Financial Secretary Paul Chan said in his annual Budget speech on Feb 28, 2018, that innovation and technology is undoubtedly an economic driver in future.PHOTO: EPA-EFE

SINGAPORE - Taking what analysts called "bold" and "targeted" approaches, Hong Kong has unveiled an expansionary Budget that seeks to bolster innovation through a spending of over HK$50 billion (S$8.5 billion), as well as provide immediate relief to citizens in areas like salaries tax, healthcare and housing.

Financial Secretary Paul Chan said in his annual Budget speech on Wednesday (Feb 28) that innovation and technology is undoubtedly an economic driver in future.

"To shine in the fierce innovation and technology race amid keen competition, Hong Kong must optimise its resources by focusing on developing its areas of strength, namely biotechnology, artificial intelligence, smart city and financial technologies (Fintech), and forge ahead according to the eight major directions set out by the Chief Executive," Mr Chan said.

He pledged to set aside HK$50 billion this year, on top of the HK$10 billion announced last year, to fund the growth of innovative and creative industries, as well as research and development (R&D).

In particular, the government will fund the setting up of two research clusters on healthcare technologies, artificial intelligence and robotics technologies, in order to attract the world's top scientific research institutions and technology enterprises to Hong Kong.

It is also allocating spending to Cyberport to enhance the support for start-ups and promote the development of digital technology ecosystem.

The move to go big on innovation and technology comes as Hong Kong struggles to compete with Shenzhen and Singapore in these areas.

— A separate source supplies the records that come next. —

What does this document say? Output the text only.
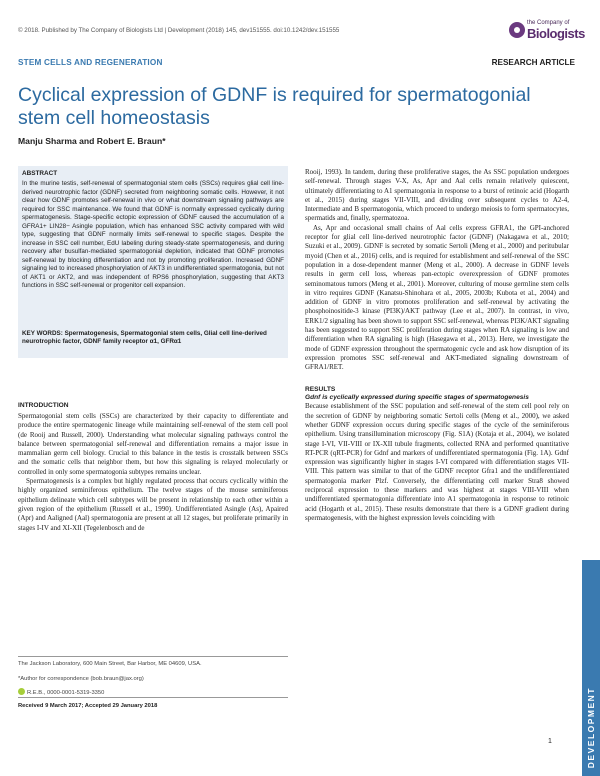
© 2018. Published by The Company of Biologists Ltd | Development (2018) 145, dev151555. doi:10.1242/dev.151555
the Company of
Biologists
STEM CELLS AND REGENERATION	RESEARCH ARTICLE
Cyclical expression of GDNF is required for spermatogonial stem cell homeostasis
Manju Sharma and Robert E. Braun*
ABSTRACT
In the murine testis, self-renewal of spermatogonial stem cells (SSCs) requires glial cell line-derived neurotrophic factor (GDNF) secreted from neighboring somatic cells. However, it not clear how GDNF promotes self-renewal in vivo or what downstream signaling pathways are required for SSC maintenance. We found that GDNF is normally expressed cyclically during spermatogenesis. Stage-specific ectopic expression of GDNF caused the accumulation of a GFRA1+ LIN28− Asingle population, which has enhanced SSC activity compared with wild type, suggesting that GDNF normally limits self-renewal to specific stages. Despite the increase in SSC cell number, EdU labeling during steady-state spermatogenesis, and during recovery after busulfan-mediated spermatogonial depletion, indicated that GDNF promotes self-renewal by blocking differentiation and not by promoting proliferation. Increased GDNF signaling led to increased phosphorylation of AKT3 in undifferentiated spermatogonia, but not of AKT1 or AKT2, and was independent of RPS6 phosphorylation, suggesting that AKT3 functions in SSC self-renewal or progenitor cell expansion.
KEY WORDS: Spermatogenesis, Spermatogonial stem cells, Glial cell line-derived neurotrophic factor, GDNF family receptor α1, GFRα1
INTRODUCTION

Spermatogonial stem cells (SSCs) are characterized by their capacity to differentiate and produce the entire spermatogenic lineage while maintaining self-renewal of the stem cell pool (de Rooij and Russell, 2000). Understanding what molecular signaling pathways control the balance between spermatogonial self-renewal and differentiation remains a major issue in mammalian germ cell biology. Crucial to this balance in the testis is crosstalk between SSCs and the somatic cells that neighbor them, but how this signaling is relayed molecularly or controlled in only some spermatogonia subtypes remains unclear.

Spermatogenesis is a complex but highly regulated process that occurs cyclically within the highly organized seminiferous epithelium. The twelve stages of the mouse seminiferous epithelium delineate which cell subtypes will be present in relationship to each other within a given region of the epithelium (Russell et al., 1990). Undifferentiated Asingle (As), Apaired (Apr) and Aaligned (Aal) spermatogonia are present at all 12 stages, but proliferate primarily in stages I-IV and XI-XII (Tegelenbosch and de

The Jackson Laboratory, 600 Main Street, Bar Harbor, ME 04609, USA.
*Author for correspondence (bob.braun@jax.org)
R.E.B., 0000-0001-5319-3350
Received 9 March 2017; Accepted 29 January 2018

Rooij, 1993). In tandem, during these proliferative stages, the As SSC population undergoes self-renewal. Through stages V-X, As, Apr and Aal cells remain relatively quiescent, ultimately differentiating to A1 spermatogonia in response to a burst of retinoic acid (Hogarth et al., 2015) during stages VII-VIII, and dividing over subsequent cycles to A2-4, Intermediate and B spermatogonia, which proceed to undergo meiosis to form spermatocytes, spermatids and, finally, spermatozoa.

As, Apr and occasional small chains of Aal cells express GFRA1, the GPI-anchored receptor for glial cell line-derived neurotrophic factor (GDNF) (Nakagawa et al., 2010; Suzuki et al., 2009). GDNF is secreted by somatic Sertoli (Meng et al., 2000) and peritubular myoid (Chen et al., 2016) cells, and is required for establishment and self-renewal of the SSC population in a dose-dependent manner (Meng et al., 2000). A decrease in GDNF levels results in germ cell loss, whereas pan-ectopic overexpression of GDNF promotes seminomatous tumors (Meng et al., 2001). Moreover, culturing of mouse germline stem cells in vitro requires GDNF (Kanatsu-Shinohara et al., 2005, 2003b; Kubota et al., 2004) and addition of GDNF in vitro promotes proliferation and self-renewal by activating the phosphoinositide-3 kinase (PI3K)/AKT pathway (Lee et al., 2007). In contrast, in vivo, ERK1/2 signaling has been shown to support SSC self-renewal, whereas PI3K/AKT signaling has been suggested to support SSC proliferation during stages when RA signaling is low and differentiation when RA signaling is high (Hasegawa et al., 2013). Here, we investigate the mode of GDNF expression throughout the spermatogenic cycle and ask how disruption of its expression promotes SSC self-renewal and AKT-mediated signaling downstream of GFRA1/RET.

RESULTS
Gdnf is cyclically expressed during specific stages of spermatogenesis

Because establishment of the SSC population and self-renewal of the stem cell pool rely on the secretion of GDNF by neighboring somatic Sertoli cells (Meng et al., 2000), we asked whether GDNF expression occurs during specific stages of the cycle of the seminiferous epithelium. Using transillumination microscopy (Fig. S1A) (Kotaja et al., 2004), we isolated stage I-VI, VII-VIII or IX-XII tubule fragments, collected RNA and performed quantitative RT-PCR (qRT-PCR) for Gdnf and markers of undifferentiated spermatogonia (Fig. 1A). Gdnf expression was significantly higher in stages I-VI compared with differentiation stages VII-VIII. This pattern was similar to that of the GDNF receptor Gfra1 and the undifferentiated spermatogonia marker Plzf. Conversely, the differentiating cell marker Stra8 showed reciprocal expression to these markers and was highest at stages VIII-VIII when undifferentiated spermatogonia differentiate into A1 spermatogonia in response to retinoic acid (Hogarth et al., 2015). These results demonstrate that there is a GDNF gradient during spermatogenesis, with the highest expression levels coinciding with

DEVELOPMENT
1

PwC Hong Kong partner Jeremy Choi told The Straits Times that while he welcomed the "balanced Budget", he said the government could do more in terms of tax policies to incentivise companies to develop technologies in the city.

Even though there were few cash handouts this year, Ms Ayesha Lau, managing partner at KPMG Hong Kong, noted that 40 per cent of the expenditure was allocated to social welfare and individual reliefs.

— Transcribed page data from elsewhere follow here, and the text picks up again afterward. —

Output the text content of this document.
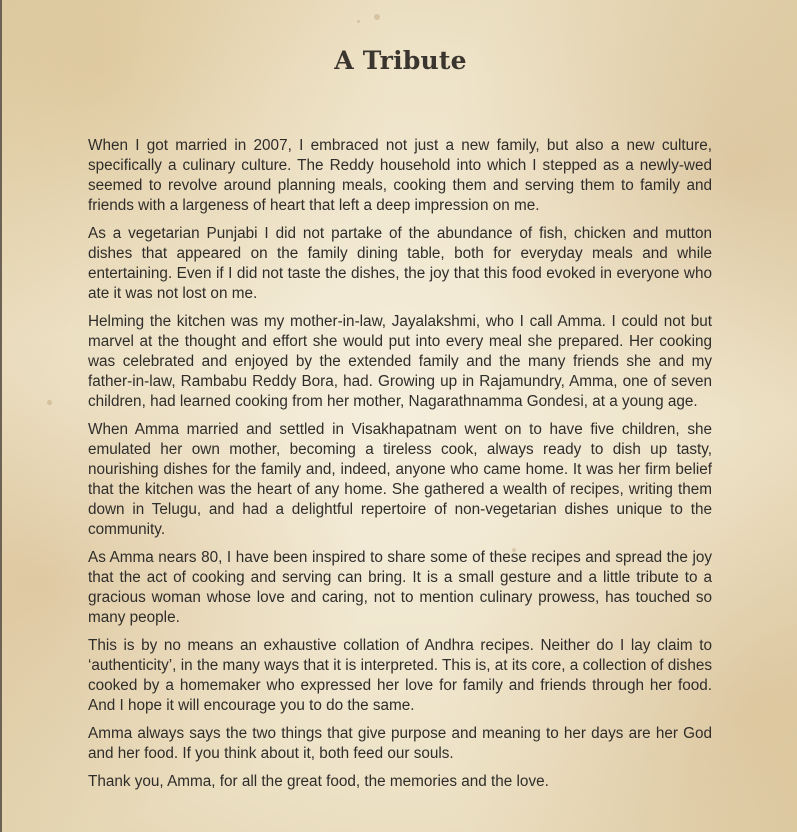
A Tribute

When I got married in 2007, I embraced not just a new family, but also a new culture, specifically a culinary culture. The Reddy household into which I stepped as a newly-wed seemed to revolve around planning meals, cooking them and serving them to family and friends with a largeness of heart that left a deep impression on me.

As a vegetarian Punjabi I did not partake of the abundance of fish, chicken and mutton dishes that appeared on the family dining table, both for everyday meals and while entertaining. Even if I did not taste the dishes, the joy that this food evoked in everyone who ate it was not lost on me.

Helming the kitchen was my mother-in-law, Jayalakshmi, who I call Amma. I could not but marvel at the thought and effort she would put into every meal she prepared. Her cooking was celebrated and enjoyed by the extended family and the many friends she and my father-in-law, Rambabu Reddy Bora, had. Growing up in Rajamundry, Amma, one of seven children, had learned cooking from her mother, Nagarathnamma Gondesi, at a young age.

When Amma married and settled in Visakhapatnam went on to have five children, she emulated her own mother, becoming a tireless cook, always ready to dish up tasty, nourishing dishes for the family and, indeed, anyone who came home. It was her firm belief that the kitchen was the heart of any home. She gathered a wealth of recipes, writing them down in Telugu, and had a delightful repertoire of non-vegetarian dishes unique to the community.

As Amma nears 80, I have been inspired to share some of these recipes and spread the joy that the act of cooking and serving can bring. It is a small gesture and a little tribute to a gracious woman whose love and caring, not to mention culinary prowess, has touched so many people.

This is by no means an exhaustive collation of Andhra recipes. Neither do I lay claim to ‘authenticity’, in the many ways that it is interpreted. This is, at its core, a collection of dishes cooked by a homemaker who expressed her love for family and friends through her food. And I hope it will encourage you to do the same.

Amma always says the two things that give purpose and meaning to her days are her God and her food. If you think about it, both feed our souls.

Thank you, Amma, for all the great food, the memories and the love.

For example, salaries tax has been cut by 75 per cent, capped at HK$30,000; tax allowances increased for children and for supporting parents or grandparents; property rates waived for all four quarters; cash handouts announced for poor students; and hospital beds to be increased.

Ms Lau described this year's Budget as "bold and targeted" but she was disappointed that there was a lack of tax measures to make it easier for businesses to operate in Hong Kong.

Analysts agree that the Budget this year marks a departure from the conservative stance taken in previous years. Public expenditure in the past was kept at or below 20 per cent of gross domestic product.

But Mr Chan said the spending this year and in the coming years "will be slightly higher than 21 per cent of our GDP".

Mr Chua Han Teng, head of Asia country risk at BMI Research, noted that the Budget is forward looking as "the government is looking to ensure a fiscal surplus over the coming years".

Investments in the long-term economic development of the city in innovation and education are to overcome headwinds posed by the structural slowdown of the mainland Chinese economy, he said, adding that the government did not overlook the social challenges faced by the population.

In terms of housing, Mr Chan said the government is adding 100,000 units of public housing in the next five years while the private sector will, on average, complete about 20,800 residential units annually in the next five years.

The initiatives announced on Wednesday came on the back of the city's record surplus of HK$138 billion in the 2017 financial year.

Given a promising external environment, Mr Chan said he expects the city's economy to grow by between 3 and 4 per cent this year, while headline inflation rate is projected to be 2.2 per cent with an underlying inflation rate at 2.5 per cent.

The economy grew 3.4 per cent in the fourth quarter of 2017 from a year earlier.

For the full year, the GDP grew at the fastest pace since 2011 - 3.8 per cent - up from 1.9 per cent in 2016.